Bastrop (Texas) – Elon Musk hat Großes vor: 3,5 Jahre nach der Twitter-Übernahme will der Tech-Milliardär seine Plattform X zur „Alles-App“ umbauen – mit eigenem Bank- und Bezahlsystem. Der Start könnte schon in den nächsten Tagen erfolgen, wie das US-Wirtschaftsportal „Bloomberg“ berichtet.

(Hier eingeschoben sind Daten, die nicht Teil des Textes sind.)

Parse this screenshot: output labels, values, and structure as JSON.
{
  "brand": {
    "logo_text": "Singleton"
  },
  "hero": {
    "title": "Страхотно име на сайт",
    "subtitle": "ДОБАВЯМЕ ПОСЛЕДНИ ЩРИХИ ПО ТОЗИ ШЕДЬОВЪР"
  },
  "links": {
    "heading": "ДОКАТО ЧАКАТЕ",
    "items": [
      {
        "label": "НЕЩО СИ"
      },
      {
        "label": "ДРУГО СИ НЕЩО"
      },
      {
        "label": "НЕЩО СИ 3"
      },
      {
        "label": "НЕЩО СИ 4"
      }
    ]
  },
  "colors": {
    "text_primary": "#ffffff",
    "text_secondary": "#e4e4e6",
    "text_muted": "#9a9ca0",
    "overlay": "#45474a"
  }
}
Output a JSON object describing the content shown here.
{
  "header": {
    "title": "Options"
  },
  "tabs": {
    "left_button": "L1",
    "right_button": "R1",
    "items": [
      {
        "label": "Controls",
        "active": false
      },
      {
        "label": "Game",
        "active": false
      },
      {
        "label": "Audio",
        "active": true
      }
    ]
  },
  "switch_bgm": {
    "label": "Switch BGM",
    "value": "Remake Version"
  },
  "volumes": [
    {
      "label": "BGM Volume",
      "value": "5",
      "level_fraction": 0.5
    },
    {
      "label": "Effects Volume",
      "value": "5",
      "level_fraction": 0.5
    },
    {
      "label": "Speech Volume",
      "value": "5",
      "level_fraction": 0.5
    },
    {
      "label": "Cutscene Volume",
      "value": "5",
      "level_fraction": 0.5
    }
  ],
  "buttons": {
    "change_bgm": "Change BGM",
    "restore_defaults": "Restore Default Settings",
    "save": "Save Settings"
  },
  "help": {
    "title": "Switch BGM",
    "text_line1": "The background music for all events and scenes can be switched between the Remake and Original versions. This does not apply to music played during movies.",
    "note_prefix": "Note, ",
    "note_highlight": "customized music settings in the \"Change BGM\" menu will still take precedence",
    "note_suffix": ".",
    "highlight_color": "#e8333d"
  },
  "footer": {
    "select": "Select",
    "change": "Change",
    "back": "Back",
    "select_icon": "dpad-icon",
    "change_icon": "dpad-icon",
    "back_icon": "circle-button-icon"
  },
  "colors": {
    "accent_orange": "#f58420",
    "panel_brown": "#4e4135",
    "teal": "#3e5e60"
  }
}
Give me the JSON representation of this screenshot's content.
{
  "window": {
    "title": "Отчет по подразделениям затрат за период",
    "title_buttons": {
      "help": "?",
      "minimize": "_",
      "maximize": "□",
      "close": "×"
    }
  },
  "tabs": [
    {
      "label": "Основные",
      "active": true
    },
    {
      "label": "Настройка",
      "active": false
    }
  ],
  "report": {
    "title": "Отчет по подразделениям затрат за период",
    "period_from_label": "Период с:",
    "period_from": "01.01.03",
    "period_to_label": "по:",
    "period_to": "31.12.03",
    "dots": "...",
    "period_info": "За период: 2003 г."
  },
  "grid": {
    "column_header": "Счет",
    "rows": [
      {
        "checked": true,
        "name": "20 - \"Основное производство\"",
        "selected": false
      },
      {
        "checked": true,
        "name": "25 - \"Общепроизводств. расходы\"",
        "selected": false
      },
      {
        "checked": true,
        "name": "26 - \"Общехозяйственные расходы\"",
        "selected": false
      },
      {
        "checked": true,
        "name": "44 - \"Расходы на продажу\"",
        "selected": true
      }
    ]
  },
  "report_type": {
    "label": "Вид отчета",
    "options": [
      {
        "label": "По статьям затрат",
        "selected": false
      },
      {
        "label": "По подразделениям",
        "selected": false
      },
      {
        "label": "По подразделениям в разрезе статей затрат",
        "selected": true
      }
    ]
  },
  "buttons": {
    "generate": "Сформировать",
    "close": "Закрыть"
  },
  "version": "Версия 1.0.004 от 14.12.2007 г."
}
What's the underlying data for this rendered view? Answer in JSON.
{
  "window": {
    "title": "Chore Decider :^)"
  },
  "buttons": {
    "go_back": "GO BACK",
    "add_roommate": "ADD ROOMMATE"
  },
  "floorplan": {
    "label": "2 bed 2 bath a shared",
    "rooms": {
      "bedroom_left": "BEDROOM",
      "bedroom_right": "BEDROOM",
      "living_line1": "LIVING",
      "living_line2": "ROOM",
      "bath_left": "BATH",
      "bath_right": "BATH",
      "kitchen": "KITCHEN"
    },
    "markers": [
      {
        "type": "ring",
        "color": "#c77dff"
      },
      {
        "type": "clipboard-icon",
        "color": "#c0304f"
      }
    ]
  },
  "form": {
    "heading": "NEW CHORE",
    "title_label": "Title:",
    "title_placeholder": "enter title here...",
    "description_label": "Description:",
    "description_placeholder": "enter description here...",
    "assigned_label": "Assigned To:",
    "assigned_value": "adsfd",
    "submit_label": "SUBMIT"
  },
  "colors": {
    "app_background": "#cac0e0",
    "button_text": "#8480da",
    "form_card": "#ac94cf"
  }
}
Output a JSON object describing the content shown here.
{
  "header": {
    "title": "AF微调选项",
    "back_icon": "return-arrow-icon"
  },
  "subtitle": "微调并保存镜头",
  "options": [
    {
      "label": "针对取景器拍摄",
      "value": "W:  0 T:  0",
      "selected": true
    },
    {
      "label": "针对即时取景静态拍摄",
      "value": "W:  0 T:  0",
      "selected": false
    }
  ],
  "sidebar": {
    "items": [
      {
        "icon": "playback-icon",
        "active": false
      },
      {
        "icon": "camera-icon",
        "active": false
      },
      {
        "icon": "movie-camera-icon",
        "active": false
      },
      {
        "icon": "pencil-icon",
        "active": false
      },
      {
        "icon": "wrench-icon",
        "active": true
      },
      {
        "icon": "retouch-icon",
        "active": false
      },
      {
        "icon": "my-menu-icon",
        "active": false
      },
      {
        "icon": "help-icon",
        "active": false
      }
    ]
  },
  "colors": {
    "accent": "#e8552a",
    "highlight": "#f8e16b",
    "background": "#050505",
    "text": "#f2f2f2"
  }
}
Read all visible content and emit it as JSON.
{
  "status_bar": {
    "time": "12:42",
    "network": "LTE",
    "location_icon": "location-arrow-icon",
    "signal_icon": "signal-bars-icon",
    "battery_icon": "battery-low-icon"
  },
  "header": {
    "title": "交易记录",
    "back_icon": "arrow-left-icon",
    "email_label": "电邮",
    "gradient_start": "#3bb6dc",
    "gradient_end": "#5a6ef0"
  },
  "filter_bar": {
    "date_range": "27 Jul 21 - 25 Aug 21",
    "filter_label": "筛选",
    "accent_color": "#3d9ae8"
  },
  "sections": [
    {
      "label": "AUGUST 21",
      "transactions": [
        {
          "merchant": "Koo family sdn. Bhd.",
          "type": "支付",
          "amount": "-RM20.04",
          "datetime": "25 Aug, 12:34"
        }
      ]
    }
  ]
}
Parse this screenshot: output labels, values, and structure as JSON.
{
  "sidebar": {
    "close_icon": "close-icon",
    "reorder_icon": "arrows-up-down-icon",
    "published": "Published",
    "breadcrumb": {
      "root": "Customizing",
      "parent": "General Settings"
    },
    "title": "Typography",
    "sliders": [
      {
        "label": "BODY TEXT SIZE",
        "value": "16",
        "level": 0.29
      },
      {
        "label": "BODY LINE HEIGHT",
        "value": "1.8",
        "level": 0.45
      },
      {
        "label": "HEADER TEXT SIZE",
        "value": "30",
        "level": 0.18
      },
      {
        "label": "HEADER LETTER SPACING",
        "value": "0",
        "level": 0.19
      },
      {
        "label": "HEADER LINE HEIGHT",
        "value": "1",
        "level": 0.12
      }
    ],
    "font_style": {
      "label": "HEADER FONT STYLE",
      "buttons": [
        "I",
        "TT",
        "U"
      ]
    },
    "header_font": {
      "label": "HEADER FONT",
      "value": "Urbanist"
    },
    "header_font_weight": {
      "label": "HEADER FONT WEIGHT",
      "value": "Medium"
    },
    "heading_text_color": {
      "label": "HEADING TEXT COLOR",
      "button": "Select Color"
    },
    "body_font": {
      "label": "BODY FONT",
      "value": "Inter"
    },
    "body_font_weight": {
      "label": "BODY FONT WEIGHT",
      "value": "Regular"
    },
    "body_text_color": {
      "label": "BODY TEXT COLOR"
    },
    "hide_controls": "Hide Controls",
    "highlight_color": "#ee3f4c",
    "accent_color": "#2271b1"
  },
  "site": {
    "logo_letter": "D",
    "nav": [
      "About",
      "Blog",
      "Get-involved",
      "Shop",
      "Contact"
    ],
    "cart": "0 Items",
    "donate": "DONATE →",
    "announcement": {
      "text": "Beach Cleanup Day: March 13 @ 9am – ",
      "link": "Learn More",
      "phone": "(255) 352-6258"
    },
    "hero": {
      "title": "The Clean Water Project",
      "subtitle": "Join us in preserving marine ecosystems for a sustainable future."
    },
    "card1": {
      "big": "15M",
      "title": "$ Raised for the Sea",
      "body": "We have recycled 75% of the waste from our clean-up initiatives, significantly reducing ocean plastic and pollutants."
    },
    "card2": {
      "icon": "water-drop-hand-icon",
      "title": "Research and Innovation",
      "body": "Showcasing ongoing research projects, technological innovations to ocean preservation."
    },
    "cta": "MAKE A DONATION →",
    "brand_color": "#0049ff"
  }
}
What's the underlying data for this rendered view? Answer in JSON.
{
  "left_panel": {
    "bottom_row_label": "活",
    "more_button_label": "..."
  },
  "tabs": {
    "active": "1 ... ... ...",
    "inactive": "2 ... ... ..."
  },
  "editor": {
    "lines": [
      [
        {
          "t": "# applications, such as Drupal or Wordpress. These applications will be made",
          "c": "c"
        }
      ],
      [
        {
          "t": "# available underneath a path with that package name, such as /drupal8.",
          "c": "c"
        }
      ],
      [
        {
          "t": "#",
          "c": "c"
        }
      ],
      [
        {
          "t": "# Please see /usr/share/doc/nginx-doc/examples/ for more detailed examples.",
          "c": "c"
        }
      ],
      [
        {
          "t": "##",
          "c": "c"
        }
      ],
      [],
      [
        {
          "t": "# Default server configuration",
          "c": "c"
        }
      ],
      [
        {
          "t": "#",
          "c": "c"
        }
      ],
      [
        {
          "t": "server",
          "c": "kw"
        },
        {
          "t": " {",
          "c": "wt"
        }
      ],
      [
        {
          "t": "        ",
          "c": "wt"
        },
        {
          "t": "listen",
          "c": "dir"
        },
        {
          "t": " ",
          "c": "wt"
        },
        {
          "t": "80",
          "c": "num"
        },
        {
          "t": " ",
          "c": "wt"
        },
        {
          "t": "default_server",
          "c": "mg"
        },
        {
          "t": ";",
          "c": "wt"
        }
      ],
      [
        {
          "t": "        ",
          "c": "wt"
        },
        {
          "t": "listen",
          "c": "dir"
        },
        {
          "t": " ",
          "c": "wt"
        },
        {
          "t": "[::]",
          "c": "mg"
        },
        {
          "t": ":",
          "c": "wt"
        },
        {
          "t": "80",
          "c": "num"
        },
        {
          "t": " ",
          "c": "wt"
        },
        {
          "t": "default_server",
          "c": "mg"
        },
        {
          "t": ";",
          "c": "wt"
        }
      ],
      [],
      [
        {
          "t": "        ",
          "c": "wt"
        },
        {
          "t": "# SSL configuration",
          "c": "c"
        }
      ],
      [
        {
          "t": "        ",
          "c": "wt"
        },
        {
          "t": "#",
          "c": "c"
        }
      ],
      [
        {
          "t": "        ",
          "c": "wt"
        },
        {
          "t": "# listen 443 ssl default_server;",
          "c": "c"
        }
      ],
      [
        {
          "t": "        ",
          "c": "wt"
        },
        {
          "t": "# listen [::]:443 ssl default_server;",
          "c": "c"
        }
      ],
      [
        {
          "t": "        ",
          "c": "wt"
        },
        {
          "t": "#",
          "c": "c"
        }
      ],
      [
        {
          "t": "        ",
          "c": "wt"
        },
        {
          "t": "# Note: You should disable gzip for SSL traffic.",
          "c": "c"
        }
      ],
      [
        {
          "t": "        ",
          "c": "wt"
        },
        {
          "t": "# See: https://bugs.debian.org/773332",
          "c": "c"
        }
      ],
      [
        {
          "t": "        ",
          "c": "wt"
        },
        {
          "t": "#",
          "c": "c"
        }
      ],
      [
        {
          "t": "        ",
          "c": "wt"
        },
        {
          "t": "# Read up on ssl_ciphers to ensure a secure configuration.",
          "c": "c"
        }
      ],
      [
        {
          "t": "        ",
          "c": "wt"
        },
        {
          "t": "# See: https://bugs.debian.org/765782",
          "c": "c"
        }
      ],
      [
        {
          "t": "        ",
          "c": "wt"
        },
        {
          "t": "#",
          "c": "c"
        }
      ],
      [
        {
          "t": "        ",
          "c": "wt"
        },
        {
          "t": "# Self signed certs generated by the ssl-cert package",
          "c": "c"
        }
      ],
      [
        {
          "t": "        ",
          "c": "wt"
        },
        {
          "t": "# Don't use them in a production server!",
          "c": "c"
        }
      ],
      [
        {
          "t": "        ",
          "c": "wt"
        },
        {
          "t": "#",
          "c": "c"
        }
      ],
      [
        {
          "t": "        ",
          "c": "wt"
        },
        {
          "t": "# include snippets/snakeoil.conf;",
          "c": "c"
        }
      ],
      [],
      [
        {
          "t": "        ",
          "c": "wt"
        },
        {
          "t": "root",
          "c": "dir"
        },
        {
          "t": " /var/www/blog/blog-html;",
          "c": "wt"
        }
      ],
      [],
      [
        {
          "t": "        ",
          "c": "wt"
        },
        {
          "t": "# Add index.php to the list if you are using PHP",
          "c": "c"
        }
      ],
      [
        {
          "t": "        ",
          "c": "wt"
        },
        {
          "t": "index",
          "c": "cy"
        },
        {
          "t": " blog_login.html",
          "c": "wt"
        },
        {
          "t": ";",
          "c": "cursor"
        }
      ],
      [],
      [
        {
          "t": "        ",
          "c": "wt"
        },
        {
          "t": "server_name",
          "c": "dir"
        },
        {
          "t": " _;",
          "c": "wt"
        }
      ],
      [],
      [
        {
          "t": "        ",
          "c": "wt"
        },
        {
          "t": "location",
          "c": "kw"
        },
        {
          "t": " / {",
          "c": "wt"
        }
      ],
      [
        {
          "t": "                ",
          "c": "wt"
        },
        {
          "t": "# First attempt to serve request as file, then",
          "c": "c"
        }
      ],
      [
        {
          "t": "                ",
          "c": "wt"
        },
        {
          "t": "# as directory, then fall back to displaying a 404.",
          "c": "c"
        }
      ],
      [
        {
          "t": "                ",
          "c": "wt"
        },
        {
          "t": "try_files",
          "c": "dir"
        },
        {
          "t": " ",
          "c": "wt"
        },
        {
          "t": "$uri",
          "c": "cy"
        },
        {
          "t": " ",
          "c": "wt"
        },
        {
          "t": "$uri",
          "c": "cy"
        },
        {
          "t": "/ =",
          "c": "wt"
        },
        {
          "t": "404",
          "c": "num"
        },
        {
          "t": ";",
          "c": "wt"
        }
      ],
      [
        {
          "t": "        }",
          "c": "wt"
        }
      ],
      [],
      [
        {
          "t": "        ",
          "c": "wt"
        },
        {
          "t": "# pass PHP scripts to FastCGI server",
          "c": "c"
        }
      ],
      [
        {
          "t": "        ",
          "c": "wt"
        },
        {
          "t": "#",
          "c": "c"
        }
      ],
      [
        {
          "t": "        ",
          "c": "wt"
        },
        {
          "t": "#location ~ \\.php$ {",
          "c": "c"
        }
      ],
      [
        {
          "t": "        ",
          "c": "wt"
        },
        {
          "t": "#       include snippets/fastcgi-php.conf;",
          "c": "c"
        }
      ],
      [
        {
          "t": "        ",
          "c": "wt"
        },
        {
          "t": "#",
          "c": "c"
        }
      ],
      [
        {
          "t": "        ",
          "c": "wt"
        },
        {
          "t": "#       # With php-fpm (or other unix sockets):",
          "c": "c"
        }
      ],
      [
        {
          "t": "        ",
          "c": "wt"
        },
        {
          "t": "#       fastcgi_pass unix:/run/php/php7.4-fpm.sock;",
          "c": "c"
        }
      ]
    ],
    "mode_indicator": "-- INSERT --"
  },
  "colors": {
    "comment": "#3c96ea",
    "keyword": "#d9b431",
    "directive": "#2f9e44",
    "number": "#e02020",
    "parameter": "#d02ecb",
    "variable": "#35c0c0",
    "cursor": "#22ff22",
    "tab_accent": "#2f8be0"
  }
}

Musk selbst hatte angekündigt, den Dienst noch in diesem Monat für erste Nutzer freizuschalten.
Was ist X Money?
Das neue Produkt heißt „X Money“. Dahinter steckt ein Mix aus Konto, Bezahl-App und Finanz-Tool – direkt im sozialen Netzwerk. Erste Tester berichten laut „Bloomberg“ von Kampfansagen an die Konkurrenz: bis zu 3 Prozent Cashback (Preisnachlass) beim Bezahlen und rund 6 Prozent Zinsen auf Guthaben. Geplant sind außerdem kostenlose Überweisungen zwischen Nutzern, eine personalisierte Visa-Debitkarte aus Metall – und sogar ein KI-Assistent, der Ausgaben analysiert.
Musks Vision: Die Alles-App
Musk verfolgt ein klares Ziel. Wie er intern sagte: „Wir wollen, dass man sein ganzes Leben über die X-App abwickeln kann.“ Vorbild sind Super-Apps wie WeChat in China. In den USA hat sich so ein Modell bisher nicht durchgesetzt. Experten zweifeln jedoch an der Umsetzbarkeit.
Skepsis von Branchenkennern
Branchenkenner Richard Crone ist skeptisch, sagt laut „Bloomberg“: „Diese Vision hat er schon vor über zwei Jahren angekündigt – und gesagt, sie komme innerhalb eines Jahres. Das könnte jetzt zu spät sein und zu wenig bringen.“ Auch Analystin Harshita Rawat warnt: „Das Hauptkonto eines Nutzers zu werden, ist extrem schwer.“ Der Grund: Geld verdienen lässt sich nicht mit Überweisungen, sondern erst, wenn Nutzer ihr komplettes Finanzleben über eine Plattform abwickeln – inklusive Kredite.
600 Millionen Nutzer als Basis
Musk hat allerdings einen Vorteil: rund 600 Millionen Nutzer auf X. Viele Influencer werden bereits über die Plattform bezahlt – künftig soll das über „X Money“ laufen. Doch es gibt Probleme. Noch fehlen wichtige Funktionen für einfaches Online-Shopping. Auch regulatorisch wird es heikel. Für ein Bezahlsystem braucht Musk Lizenzen in allen 50 US-Bundesstaaten – aktuell hat X nur 44. In wichtigen Märkten wie New York fehlen noch Genehmigungen.
Offene Fragen und Kritik
Auch viele Details sind offen: Sind die hohen Zinsen dauerhaft – oder nur ein Lockangebot? Und was passiert mit dem Konto, wenn ein Nutzer auf X gesperrt wird? US-Senatorin Elizabeth Warren warnt: „Dass er X bisher nicht sicher und verantwortungsvoll betreiben konnte, schafft kein Vertrauen dafür, dass er jetzt sicher ins Privatkundengeschäft einsteigt.“
Ob X Money tatsächlich noch diesen Monat startet, bleibt abzuwarten. Musk selbst zeigte sich zuversichtlich, doch die Hürden sind hoch.